B A B I
PENDAHULUAN
Hadits merupakan sumber kedua setelah Al Qur'an dalam islam. Kita
sebagai seorang muslim tidak meyakini bahwa semua hadits adalah shahih. Namun
juga tidak benar bila menganggap bahwa semua hadits itu palsu, sebagaimana
anggapan para orientalis. Jadi memang ada hadits yang shahih, hasan, dha'if,
dan maudhu' (palsu). Dalam kesempatan ini, insya Allah akan menjelaskan seputar
hadits maudhu', agar kita faham pembahasan yang berkaitan dengan hadits
maudhu', baik pengertian, sejarah kemunculan dan faktor-faktor yang melatar
belakanginya, kriteria kepalsuan suatu hadis pada sanad dan matan, dan upaya
ulama untuk memerangi/membasmi hadis palsu.

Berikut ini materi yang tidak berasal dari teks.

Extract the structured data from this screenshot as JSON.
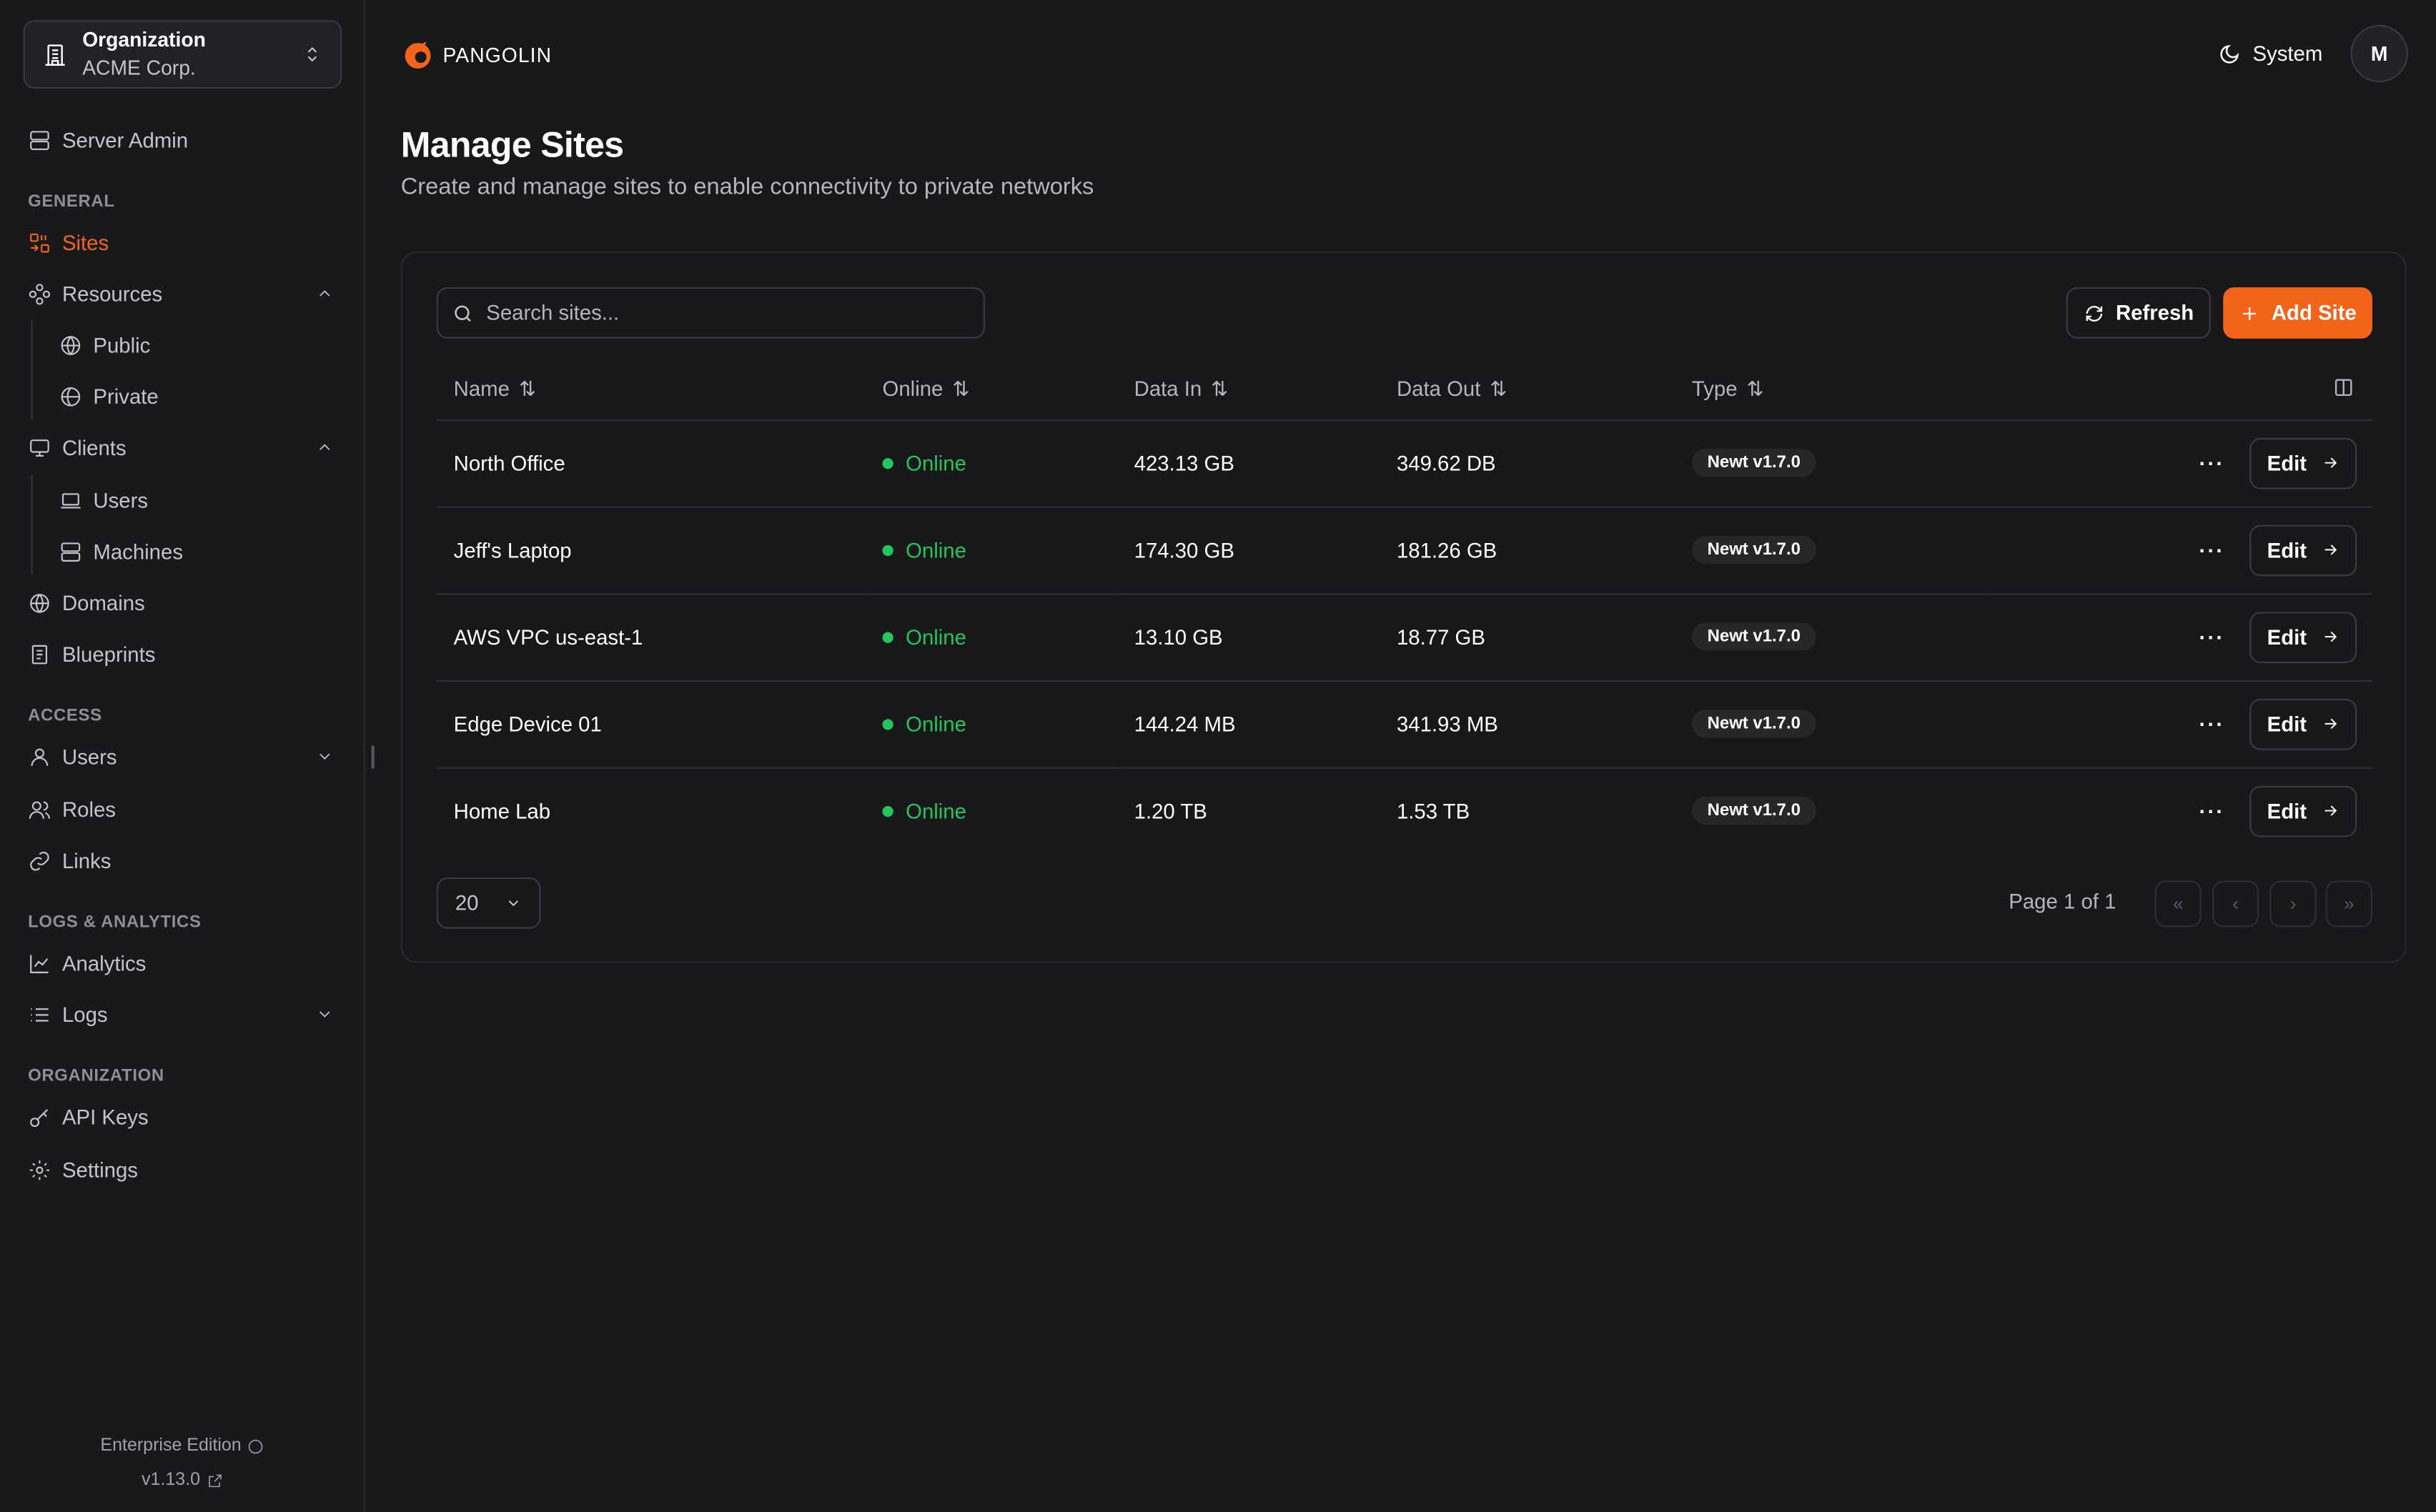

Hadîst Maudhû sebenarnya tidak layak untuk disebut sebagai sebuah hadis,
karena ia sudah jelas bukan sebuah hadis yang bisa disandarkan pada Nabi SAW. Hadis
Maudhu ini berbeda dengan hadis dha’îf. Hadîst Maudhû sudah ada
kejelasan atas kepalsuannya. Sebagai mana hadis sahih telah banyak tersebar dan beredar
dalam masyarakat, dan diakui sebagai sebuah hadis yang berasal dari Nabi.
Disinilah kemudian hadîst maudhû perlu dimasukkan kedalam kelompok kajian ilmu
hadis ini, meskipun sebenarnya ia bukanlah sebuah hadis.
B A B II
PEMBAHASAN
1. Pengertian
Hadis Maudhu’
Secara etimologi kata maudhu adalah isim
maf’ul dari kata wadha’a, yang berarti al-isqath (menggugurkan), al tark
(meninggalkan), al-iftira’ wa al-iktilaq (mengada-ada atau membuat-buat).
Sedangkan secara terminologi menurut Ibn al-Shalaj dan diikuti oleh Al-Nawawi,
Hadis Maudhu berarti ‘’ sesuatu hadis yang diciptakan dan dibuat’’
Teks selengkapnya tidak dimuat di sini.